St. Louis-style pizza is a mix of crisp and creamy, hearty and sweet. The most iconic part of St. Louis-style pizza is the thin crust. The crust is cracker-like and made without yeast, providing a sturdy base for layers of toppings and creating a satisfying crunch when you bite into it. Don’t be surprised when your pizza comes cut into squares and rectangles. The wedge shape of most pizzas doesn’t work well with St. Louis-style’s crunchy crust.
It’s not St. Louis-style pizza without Provel cheese. Provel is a creamy mix of provolone, Swiss and white Cheddar. If you’ve never heard of Provel, you’re not alone. Provel is difficult to find outside of the St. Louis market. It has a slightly smoky flavor and is creamier than mozzarella and provolone when melted.
Traditional toppings are cured meats, spicy sausage, black olives and green bell pepper. The red sauce sometimes has quite a bit of oregano in it and is also usually a little sweet, balancing out the heavy toppings.
You will find St. Louis-style pizza in bowing alleys, Italian restaurants, bars and even upscale dining. The most famous version is Imo’s pizza although my personal favorite is Cecil Whittaker’s Pizza.
Toasted ravioli is simple and delicious. Fill ravioli with meat or cheese, bread it and then either bake or deep-fry. Toasted ravioli, known colloquially as T-Ravs, is served with Parmesan cheese and marinara sauce for dipping.
This snack originated from The Hill, The Italian-American community in St. Louis. Today, you can find T-ravs as appetizers in most St. Louis restaurants and even as a buffet option at some country clubs. The golden crispy outside pairs perfectly with sweet marinara sauce.
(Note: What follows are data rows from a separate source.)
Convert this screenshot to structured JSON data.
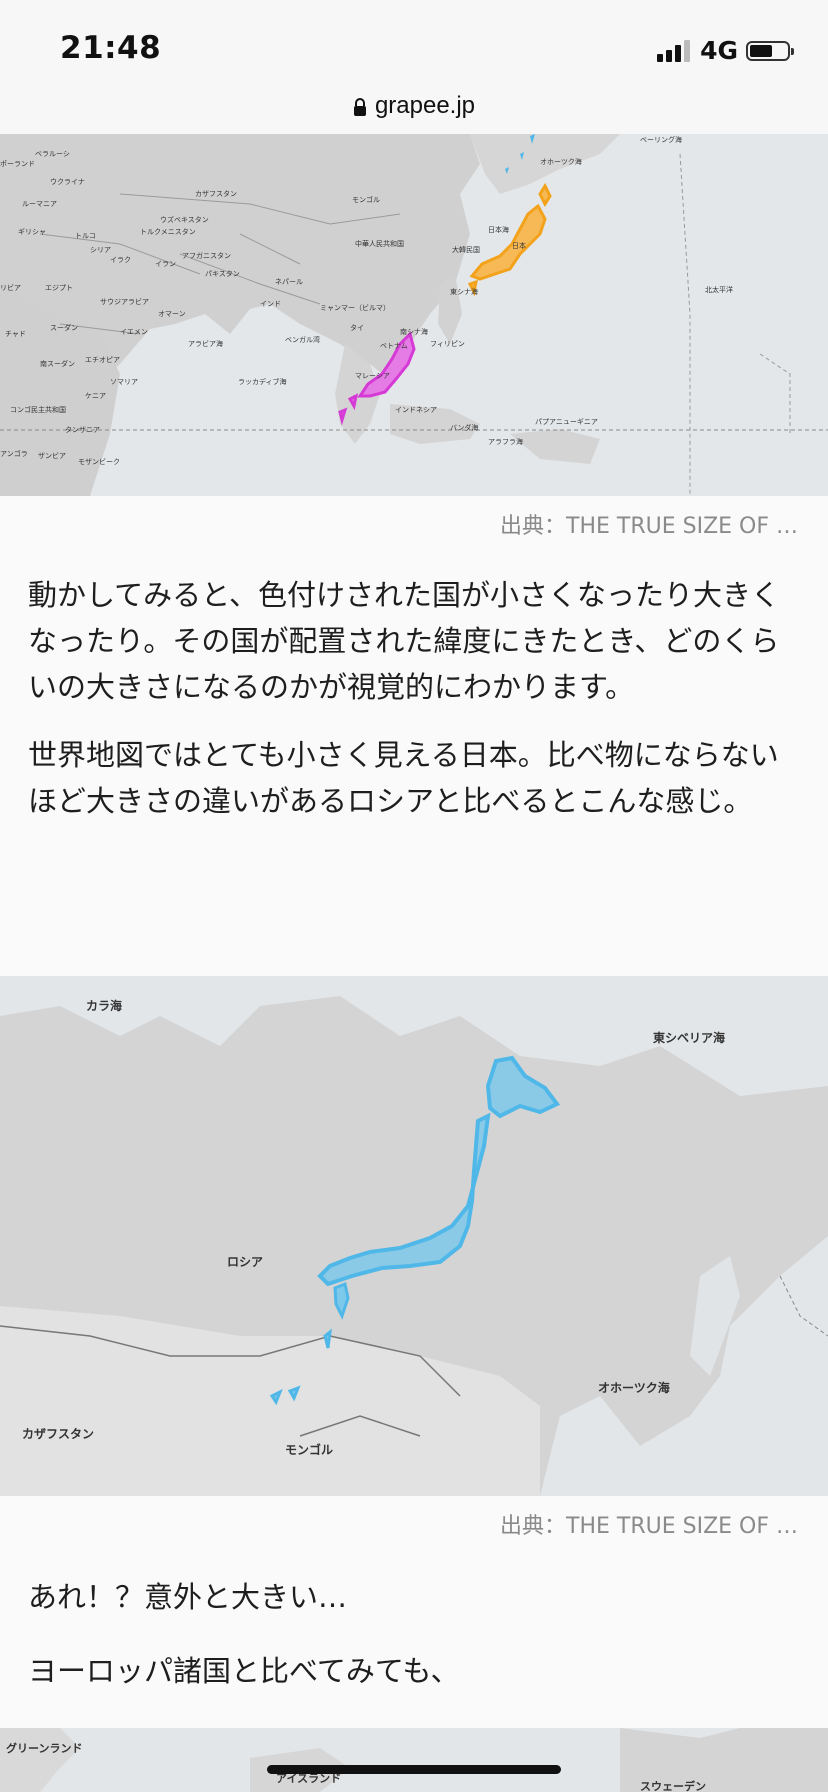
{
  "status_bar": {
    "time": "21:48",
    "network": "4G"
  },
  "browser": {
    "url": "grapee.jp"
  },
  "map1": {
    "labels": [
      "ベラルーシ",
      "ポーランド",
      "ウクライナ",
      "カザフスタン",
      "モンゴル",
      "ルーマニア",
      "ウズベキスタン",
      "トルクメニスタン",
      "ギリシャ",
      "トルコ",
      "シリア",
      "イラク",
      "イラン",
      "アフガニスタン",
      "パキスタン",
      "中華人民共和国",
      "大韓民国",
      "日本",
      "ネパール",
      "インド",
      "ミャンマー（ビルマ）",
      "サウジアラビア",
      "エジプト",
      "リビア",
      "オマーン",
      "スーダン",
      "チャド",
      "イエメン",
      "アラビア海",
      "ベンガル湾",
      "タイ",
      "ベトナム",
      "フィリピン",
      "南シナ海",
      "マレーシア",
      "インドネシア",
      "エチオピア",
      "南スーダン",
      "ソマリア",
      "ケニア",
      "ラッカディブ海",
      "コンゴ民主共和国",
      "タンザニア",
      "アンゴラ",
      "ザンビア",
      "モザンビーク",
      "バンダ海",
      "パプアニューギニア",
      "アラフラ海",
      "オホーツク海",
      "ベーリング海",
      "北太平洋",
      "東シナ海",
      "日本海"
    ]
  },
  "source1": "出典：THE TRUE SIZE OF …",
  "paragraph1": "動かしてみると、色付けされた国が小さくなったり大きくなったり。その国が配置された緯度にきたとき、どのくらいの大きさになるのかが視覚的にわかります。",
  "paragraph2": "世界地図ではとても小さく見える日本。比べ物にならないほど大きさの違いがあるロシアと比べるとこんな感じ。",
  "map2": {
    "labels": {
      "kara_sea": "カラ海",
      "east_siberian_sea": "東シベリア海",
      "russia": "ロシア",
      "okhotsk_sea": "オホーツク海",
      "kazakhstan": "カザフスタン",
      "mongolia": "モンゴル"
    }
  },
  "source2": "出典：THE TRUE SIZE OF …",
  "paragraph3": "あれ！？意外と大きい…",
  "paragraph4": "ヨーロッパ諸国と比べてみても、",
  "map3": {
    "labels": {
      "greenland": "グリーンランド",
      "iceland": "アイスランド",
      "sweden": "スウェーデン"
    }
  },
  "colors": {
    "japan_orange": "#f2a21b",
    "japan_magenta": "#d63ad6",
    "japan_blue": "#4fb8e8",
    "land": "#d2d2d2",
    "sea": "#e4e7ea"
  }
}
Almost every restaurant on the hill has a house version of T-ravs but both Mama Toscano’s and Anthoninos’s Taverna are good choices.
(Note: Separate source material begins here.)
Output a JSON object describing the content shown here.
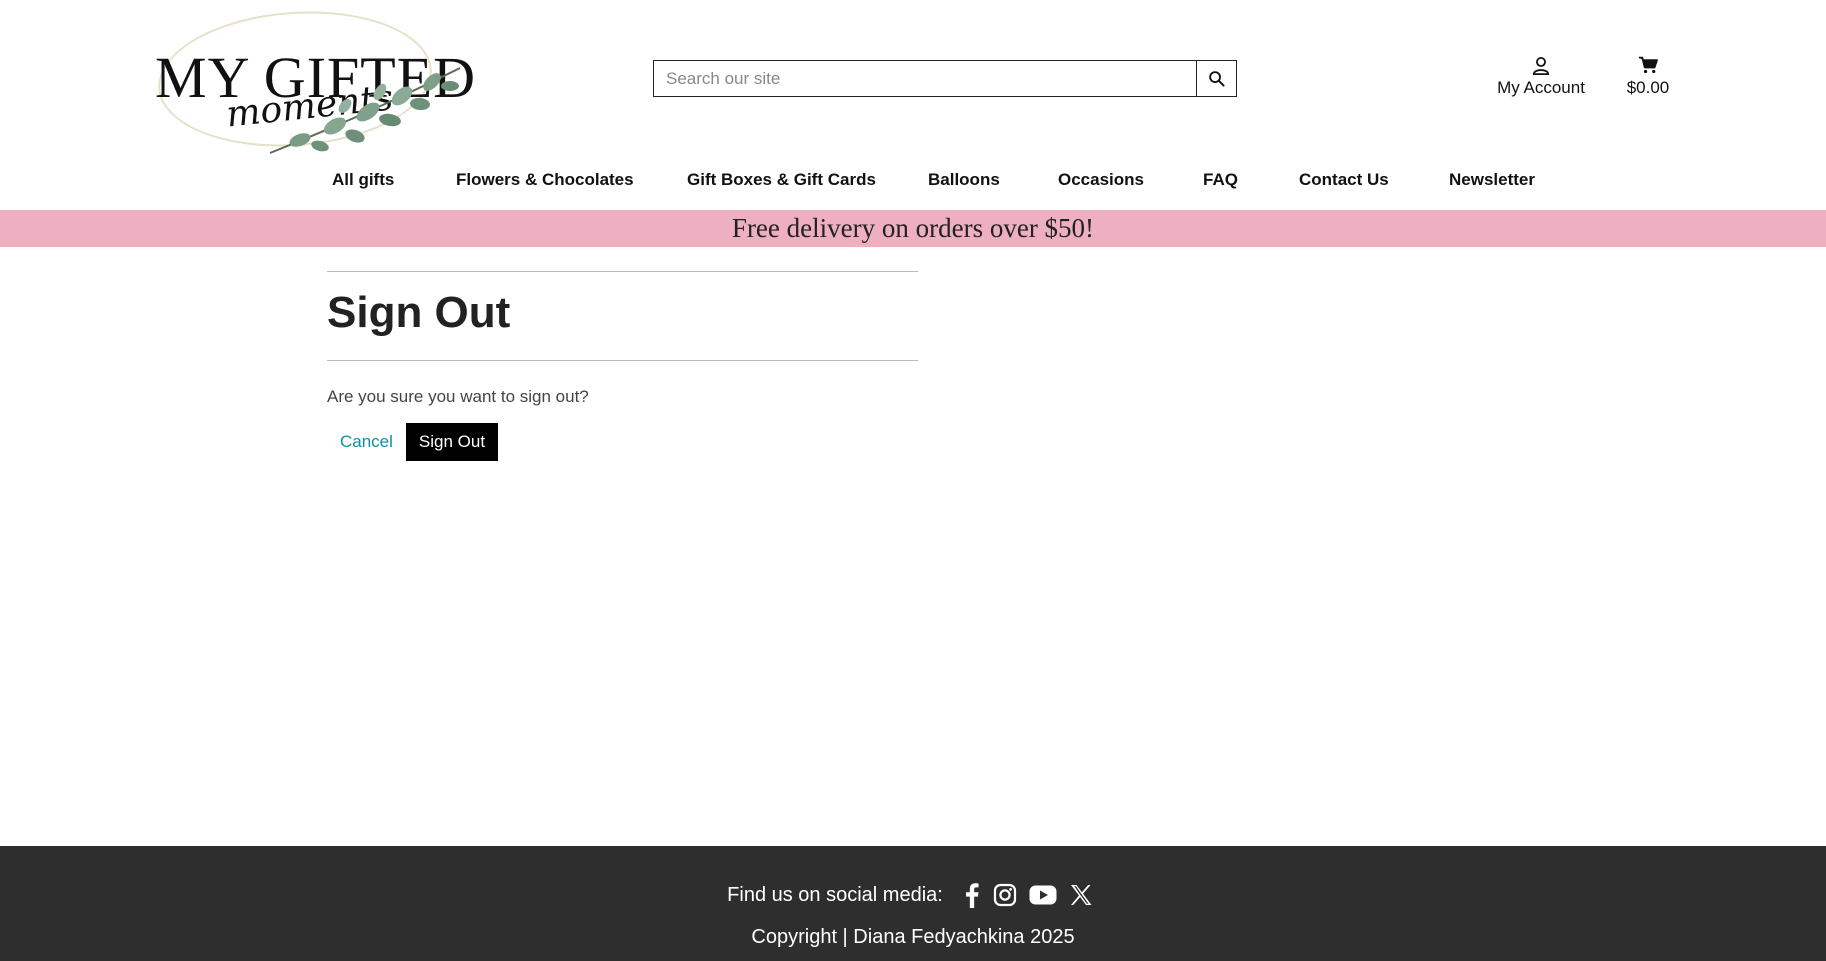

Pork steak reigns supreme in St. Louis-style BBQ. Pork steaks are cut from the shoulder or butt of the pig, grilled, and topped with a sweet and slightly tangy tomato-based sauce.
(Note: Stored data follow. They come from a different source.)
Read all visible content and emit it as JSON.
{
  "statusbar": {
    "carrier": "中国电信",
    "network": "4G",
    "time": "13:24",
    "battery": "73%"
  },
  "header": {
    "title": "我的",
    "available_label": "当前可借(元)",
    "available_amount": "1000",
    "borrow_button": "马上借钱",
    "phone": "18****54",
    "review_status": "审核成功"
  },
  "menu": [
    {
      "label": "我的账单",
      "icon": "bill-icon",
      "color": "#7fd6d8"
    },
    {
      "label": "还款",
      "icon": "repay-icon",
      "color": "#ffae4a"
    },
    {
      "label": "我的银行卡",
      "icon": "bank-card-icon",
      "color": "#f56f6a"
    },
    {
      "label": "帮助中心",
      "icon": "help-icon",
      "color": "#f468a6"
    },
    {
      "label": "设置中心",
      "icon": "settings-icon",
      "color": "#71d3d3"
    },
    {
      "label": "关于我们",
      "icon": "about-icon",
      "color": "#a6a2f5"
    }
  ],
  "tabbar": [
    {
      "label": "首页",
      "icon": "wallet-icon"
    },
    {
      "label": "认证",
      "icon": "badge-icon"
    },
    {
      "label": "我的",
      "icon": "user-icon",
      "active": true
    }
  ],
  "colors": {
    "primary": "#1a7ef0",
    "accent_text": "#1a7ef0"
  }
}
Pork ribs are another favorite. St. Louis-style spare rib is a cut formalized by the USDA. It’s a smaller and more tender cut than baby-back ribs.
No matter what type of meat is on the grill, you can bet it will be saucy. Pork steaks are often grilled in BBQ sauce, wings are dunked in hot sauce and make a mess when eaten and ribs are coated in sauce after they come off the grill.
Chowing down at a backyard BBQ is the best way to try St. Louis BBQ. If you can’t find a local to feed you, Bogarts Smokehouse and Pappy’s Smokehouse are two great options. My personal favorite is Ethyl’s Smokehouse and Saloon.
Gooey Butter Cake
Thin, rich and with a flavor like warm cake batter, gooey butter cake is a St. Louis dessert staple. The recipe is simple, needing only cake flour, butter, sugar, and eggs. The result is a delicious coffee cake enjoyed for dessert or as a treat.
Gooey butter cake is sold in grocery stores, gas stations and bakeries in St. Louis. You can try making it yourself or, if you want to try recipes that claim to be the original, head to Missouri Baking Company or Federhofers.